Researchers at the University of Wisconsin in Madison, led by Professor Franco Cerrina, have found a better way of synthesizing the chips (Fig. 1). Their maskless array synthesizer (MAS) is based on a projection technology developed at Texas Instruments (TI, Dallas). The digital micromirror device (DMD) consists of an array of nearly 500,000 mirrors (Fig. 2). Like a digital direct write scheme, the micromirrors reflect light onto particular regions of a DNA chip by tilting the mirrors ±10deg, thus eliminating the need for any photolithographic masks. The DMDs are microelectromechanical structures (MEMS) built on SRAMs. A final aluminum layer forms the micromirrors that cover 90% of the surface. DMDs originally were designed for TI's Digital Light Processing (DLP), a projection system, noted for its high-quality images.

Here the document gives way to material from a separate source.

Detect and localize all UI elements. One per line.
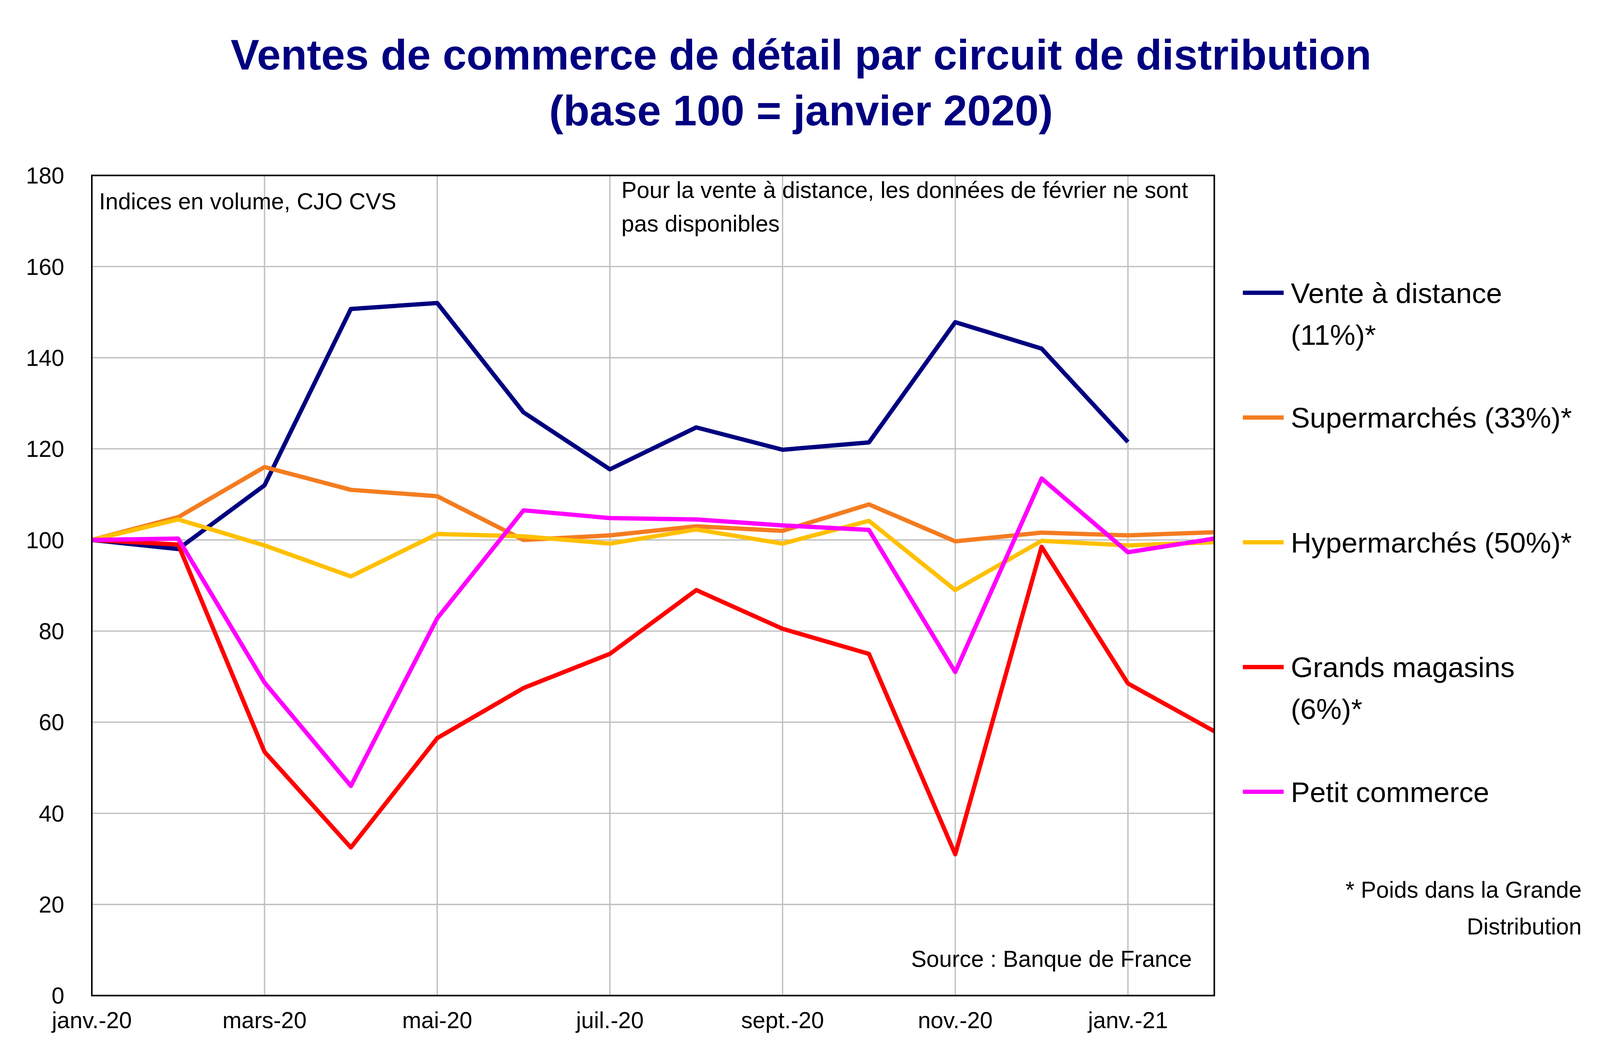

These new DNA chips can analyze thousands of genes at once at ~$100/chip, an order of magnitude less than current DNA microarrays. In addition to the economics, MAS is fast. Typically, new DNA chips can take months to produce because of the number of mask sets involved. According to Dr. Roland Green, vice president and chief technical officer at NimbleGen Systems (Madison, Wis.), researchers potentially can make their own DNA chips at their lab bench. Currently, DNA microarrays containing more than 300,000 discrete features are being synthesized. Plans are underway to synthesize a second-generation MAS capable of creating DNA chips containing more than 2 million discrete features.